Defenders point to Section 702's role in disrupting terrorist plots, cyberattacks, and foreign espionage. The Office of the Director of National Intelligence calls it "a substantial and important targeted intelligence collection program" with layered oversight from the FISC, Congress, and internal compliance teams.

Opponents, including organizations like the Electronic Privacy Information Center and the Electronic Frontier Foundation, argue that programmatic approval is no substitute for individualized judicial review. They note that the FISC operates in secret, rarely denies government requests, and cannot meaningfully supervise how hundreds of thousands of queries are conducted in practice.

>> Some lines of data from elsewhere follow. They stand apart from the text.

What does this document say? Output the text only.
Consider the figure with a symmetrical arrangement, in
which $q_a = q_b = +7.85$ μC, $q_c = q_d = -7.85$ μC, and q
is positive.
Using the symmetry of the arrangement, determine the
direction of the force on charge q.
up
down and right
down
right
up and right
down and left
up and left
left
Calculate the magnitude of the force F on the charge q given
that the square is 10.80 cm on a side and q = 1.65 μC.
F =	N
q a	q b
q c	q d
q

What Reform Proposals Look Like

Bipartisan reform bills have repeatedly proposed requiring a warrant or FISA Title I order before accessing Americans' communications, with exceptions for emergencies, cyberattacks, and situations where the person consents. Other proposals call for criminal penalties for willful abuse, mandatory reporting of query statistics, and independent audits of compliance.

So far, no warrant requirement has survived the legislative process. The program's supporters have consistently argued that even narrow warrant mandates would create operational bottlenecks—a claim critics dispute, noting that emergency exceptions would cover time-sensitive cases.

Section 702 sits at the intersection of national security and civil liberties—two values Americans broadly support but that collide when the government's most powerful surveillance tool sweeps ordinary citizens into its net.